In the first half of 2017, we successfully applied for a BMBF-funded project to establish the cooperation between German universities, research institutes and partners in China. We realized the project in October 2017 and travelled to China for our one week “Travelling Conference”. Our objective was to gain insight into the concepts and projects on urban waters in China and to identify new partners who could be considered for a joint application for an EU Horizon 2020 project.
The BMBF funding was used to link German and Chinese players in the field of "Urban Waters" and to exchange scientific results, visions, concepts as well as possible solutions and potential cooperation projects. The BMBF required that the conference with about 50 participants had to take place in three different locations within one week. For this purpose, six partners of our research network flew to China from October 20th to 28th 2017. The group included Salman Qureshi from the Humboldt University Berlin, Bodo Weigert from the Kompetenzzentrum Wasser Berlin, Dr.-Ing. Zhengyue Jin from the Ingenieurgesellschaft Prof. Dr. Sieker mbH, Hao-Wei Chiu from the University of Greifswald and Christian Wolter and Jörg Freyhof from the Leibniz-Institute of Freshwater Ecology and Inland Fisheries.

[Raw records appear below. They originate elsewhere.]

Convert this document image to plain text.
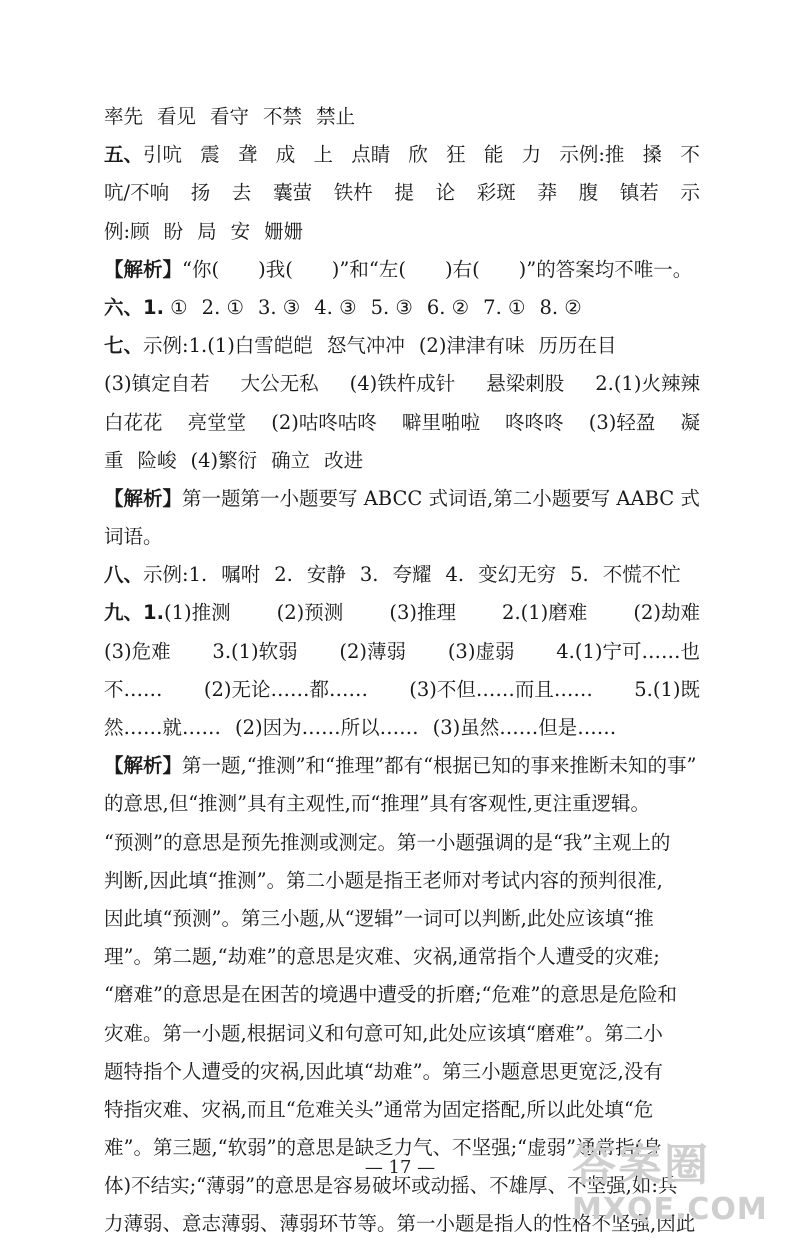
率先 看见 看守 不禁 禁止
五、引吭 震 聋 成 上 点睛 欣 狂 能 力 示例:推 搡 不
吭/不响 扬 去 囊萤 铁杵 提 论 彩斑 莽 腹 镇若 示
例:顾 盼 局 安 姗姗
【解析】“你(　　)我(　　)”和“左(　　)右(　　)”的答案均不唯一。
六、1. ① 2. ① 3. ③ 4. ③ 5. ③ 6. ② 7. ① 8. ②
七、示例:1.(1)白雪皑皑 怒气冲冲 (2)津津有味 历历在目
(3)镇定自若 大公无私 (4)铁杵成针 悬梁刺股 2.(1)火辣辣
白花花 亮堂堂 (2)咕咚咕咚 噼里啪啦 咚咚咚 (3)轻盈 凝
重 险峻 (4)繁衍 确立 改进
【解析】第一题第一小题要写 ABCC 式词语,第二小题要写 AABC 式
词语。
八、示例:1. 嘱咐 2. 安静 3. 夸耀 4. 变幻无穷 5. 不慌不忙
九、1.(1)推测 (2)预测 (3)推理 2.(1)磨难 (2)劫难
(3)危难 3.(1)软弱 (2)薄弱 (3)虚弱 4.(1)宁可……也
不…… (2)无论……都…… (3)不但……而且…… 5.(1)既
然……就…… (2)因为……所以…… (3)虽然……但是……
【解析】第一题,“推测”和“推理”都有“根据已知的事来推断未知的事”
的意思,但“推测”具有主观性,而“推理”具有客观性,更注重逻辑。
“预测”的意思是预先推测或测定。第一小题强调的是“我”主观上的
判断,因此填“推测”。第二小题是指王老师对考试内容的预判很准,
因此填“预测”。第三小题,从“逻辑”一词可以判断,此处应该填“推
理”。第二题,“劫难”的意思是灾难、灾祸,通常指个人遭受的灾难;
“磨难”的意思是在困苦的境遇中遭受的折磨;“危难”的意思是危险和
灾难。第一小题,根据词义和句意可知,此处应该填“磨难”。第二小
题特指个人遭受的灾祸,因此填“劫难”。第三小题意思更宽泛,没有
特指灾难、灾祸,而且“危难关头”通常为固定搭配,所以此处填“危
难”。第三题,“软弱”的意思是缺乏力气、不坚强;“虚弱”通常指(身
体)不结实;“薄弱”的意思是容易破坏或动摇、不雄厚、不坚强,如:兵
力薄弱、意志薄弱、薄弱环节等。第一小题是指人的性格不坚强,因此
— 17 —	答案圈
MXQE.COM
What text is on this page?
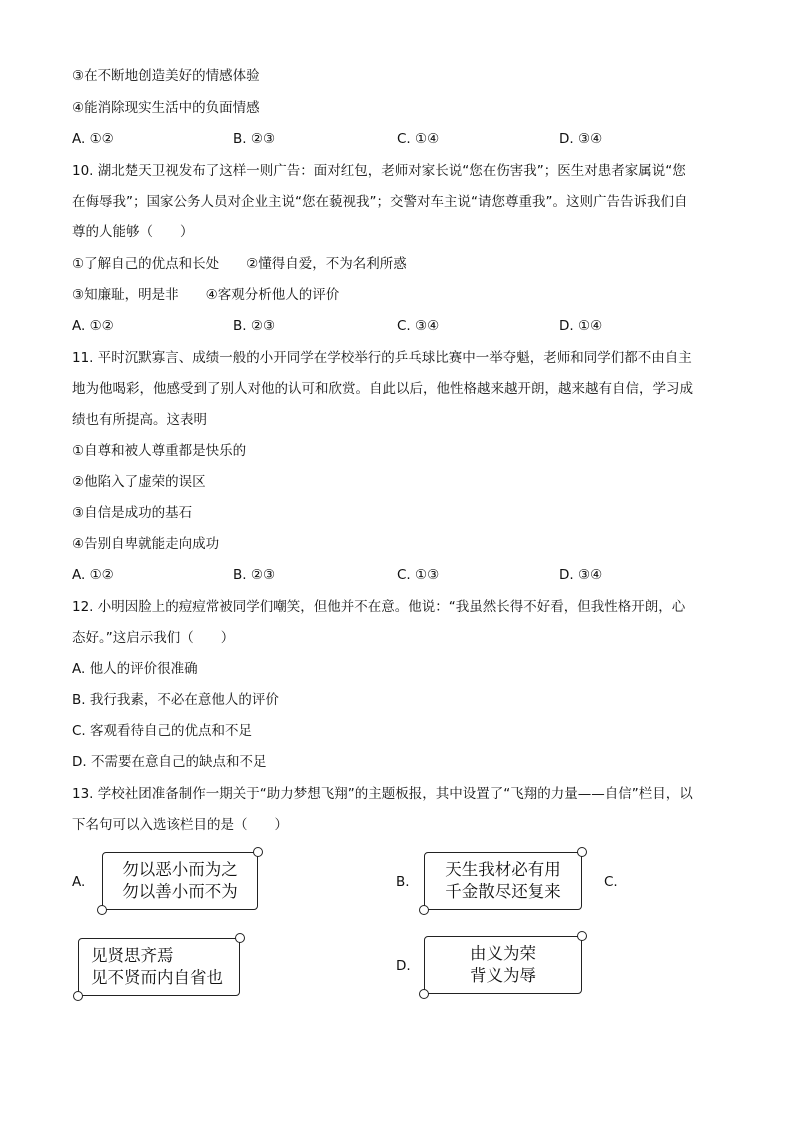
③在不断地创造美好的情感体验
④能消除现实生活中的负面情感
A. ①②	B. ②③	C. ①④	D. ③④
10. 湖北楚天卫视发布了这样一则广告：面对红包，老师对家长说“您在伤害我”；医生对患者家属说“您
在侮辱我”；国家公务人员对企业主说“您在藐视我”；交警对车主说“请您尊重我”。这则广告告诉我们自
尊的人能够（　　）
①了解自己的优点和长处　　②懂得自爱，不为名利所惑
③知廉耻，明是非　　④客观分析他人的评价
A. ①②	B. ②③	C. ③④	D. ①④
11. 平时沉默寡言、成绩一般的小开同学在学校举行的乒乓球比赛中一举夺魁，老师和同学们都不由自主
地为他喝彩，他感受到了别人对他的认可和欣赏。自此以后，他性格越来越开朗，越来越有自信，学习成
绩也有所提高。这表明
①自尊和被人尊重都是快乐的
②他陷入了虚荣的误区
③自信是成功的基石
④告别自卑就能走向成功
A. ①②	B. ②③	C. ①③	D. ③④
12. 小明因脸上的痘痘常被同学们嘲笑，但他并不在意。他说：“我虽然长得不好看，但我性格开朗，心
态好。”这启示我们（　　）
A. 他人的评价很准确
B. 我行我素，不必在意他人的评价
C. 客观看待自己的优点和不足
D. 不需要在意自己的缺点和不足
13. 学校社团准备制作一期关于“助力梦想飞翔”的主题板报，其中设置了“飞翔的力量——自信”栏目，以
下名句可以入选该栏目的是（　　）
A.
勿以恶小而为之
勿以善小而不为	B.
天生我材必有用
千金散尽还复来	C.
见贤思齐焉
见不贤而内自省也
D.
由义为荣
背义为辱
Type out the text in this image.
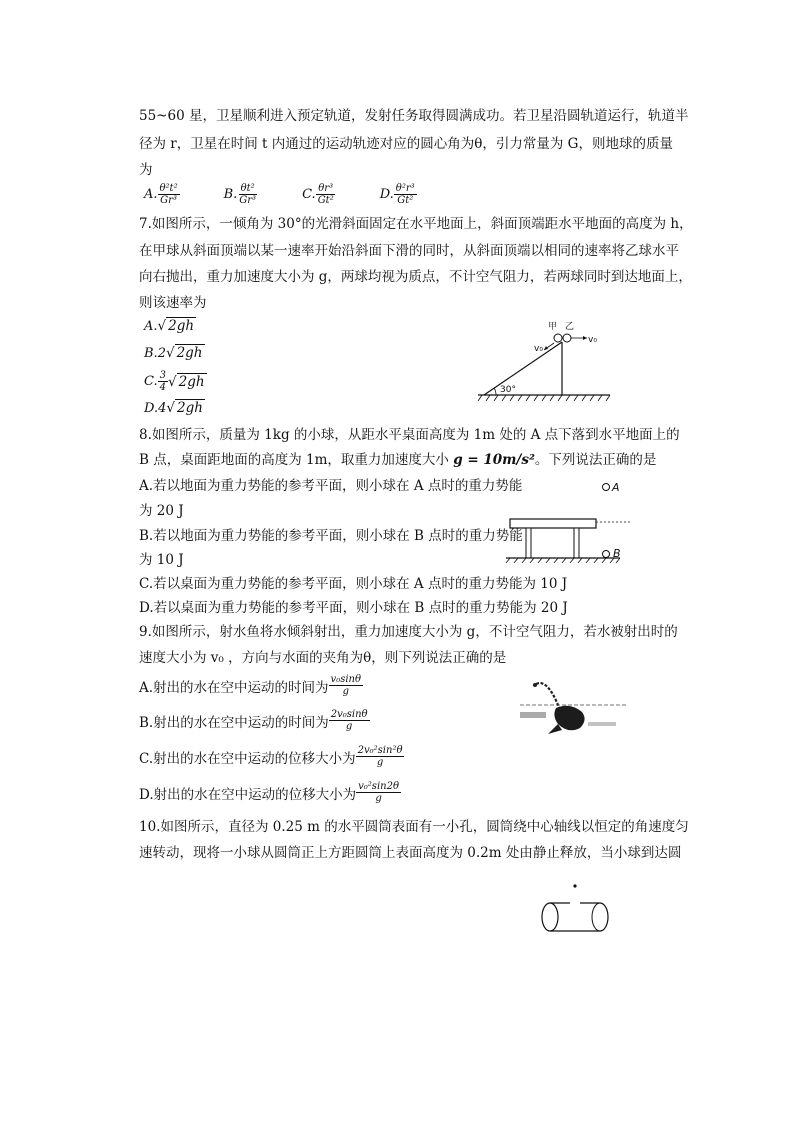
55~60 星，卫星顺利进入预定轨道，发射任务取得圆满成功。若卫星沿圆轨道运行，轨道半
径为 r，卫星在时间 t 内通过的运动轨迹对应的圆心角为θ，引力常量为 G，则地球的质量
为
A. $\frac{\text{θ²t²}}{\text{Gr³}}$	B. $\frac{\text{θt²}}{\text{Gr³}}$	C. $\frac{\text{θr³}}{\text{Gt²}}$	D. $\frac{\text{θ²r³}}{\text{Gt²}}$
7.如图所示，一倾角为 30°的光滑斜面固定在水平地面上，斜面顶端距水平地面的高度为 h，
在甲球从斜面顶端以某一速率开始沿斜面下滑的同时，从斜面顶端以相同的速率将乙球水平
向右抛出，重力加速度大小为 g，两球均视为质点，不计空气阻力，若两球同时到达地面上，
则该速率为
A. √ 2gh
B. 2 √ 2gh
C. $\frac{3}{4}$ √ 2gh
D. 4 √ 2gh
30°
甲 乙
v₀
v₀
8.如图所示，质量为 1kg 的小球，从距水平桌面高度为 1m 处的 A 点下落到水平地面上的
B 点，桌面距地面的高度为 1m，取重力加速度大小 g = 10m/s²。下列说法正确的是
A.若以地面为重力势能的参考平面，则小球在 A 点时的重力势能
为 20 J
B.若以地面为重力势能的参考平面，则小球在 B 点时的重力势能
为 10 J
C.若以桌面为重力势能的参考平面，则小球在 A 点时的重力势能为 10 J
D.若以桌面为重力势能的参考平面，则小球在 B 点时的重力势能为 20 J
A
B
9.如图所示，射水鱼将水倾斜射出，重力加速度大小为 g，不计空气阻力，若水被射出时的
速度大小为 v₀ ，方向与水面的夹角为θ，则下列说法正确的是
A.射出的水在空中运动的时间为 $\frac{\text{v₀sinθ}}{g}$
B.射出的水在空中运动的时间为 $\frac{\text{2v₀sinθ}}{g}$
C.射出的水在空中运动的位移大小为 $\frac{\text{2v₀²sin²θ}}{g}$
D.射出的水在空中运动的位移大小为 $\frac{\text{v₀²sin2θ}}{g}$
10.如图所示，直径为 0.25 m 的水平圆筒表面有一小孔，圆筒绕中心轴线以恒定的角速度匀
速转动，现将一小球从圆筒正上方距圆筒上表面高度为 0.2m 处由静止释放，当小球到达圆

The "Traveling Conferences" was especially useful for networking and exchange of topics, research and implementation projects in the field of "Urban Waters". The developing "International Urban Water Research Network" will encourage the dialogue between the groups of researchers, planners and users, promote German techniques, research results, concepts and visions in China, and provide access to Chinese research results, concepts and visions.
On October 22nd we held a meeting in Beijing in cooperation with the Biodiversity Committee of the Chinese Academy of Sciences (BC-CAS). It included 17 lectures, seven of them from our partners of the research network. The lecturers discussed and presented visions and challenges, case studies on sustainable urban development, implementation of "sponge city projects", "WaterCities" as well as examples of the development and improvement of urban water.
On October 24th we participated in the "Sino-German Workshop on Sustainable Urbanization" in Wuhan, which was hosted by our research network and the Institute of Hydroecology of the Ministry of Water Resources of the Chinese Academy of Sciences and the School of Water Resources and Hydropower Engineering. Again 17 lectures were given, including seven from our German consortium. The lecturers presented a large number of case studies on sustainable urban development as well as numerous examples regarding water pollution. On October 25th we visited some urban waters in Wuhan City, including a sponge city demonstration facility that gave us a very good insight into the methods and techniques used.
Our third conference took place on October 26th in the Jining National High-Tech Industrial Development Zone. 16 lectures were held here, again seven from our German consortium. Unlike the previous conferences, several regional policy makers were present who showed much interest in our ideas and results. The lecturers presented case studies on sustainable urban development, but also addressed many large-scale challenges in urban development and water protection and lead a surprisingly frank discussion. On October 27th we also visited some of the urban wetlands ("Wetland Park") in Jining as well as the "Sinking Lands", which are mining sinks that are built and developed as recreational areas but can be flooded with water.
Our trip to China as well as the three conferences and excursions gave us a good insight into the situation and activities of Chinese cities and their urban waters. At the same time we were always welcomed with open arms, all partners were very dedicated and there was also a remarkable press response to our conferences. Urbanization is very fast and massive in China. Huge new city districts will be built in a short time. Urban waters are consistently developed and predominantly seen as an opportunity for local recreation. We were able to visit really impressive urban waters that were well designed for the population. In addition, the concept of "sponge city" is implemented very consistently and the Chinese show a lot of creativity and expertise in that field. However, conservation-oriented waterbody development and water restoration are taking place only to a very limited extent and are getting more and more out of the focus of Chinese urban planners.
It was a very interesting trip for all partners of our consortium and as hoped we were able to make many new connections and could successfully win partners for a joint EU Horizon 2020 application.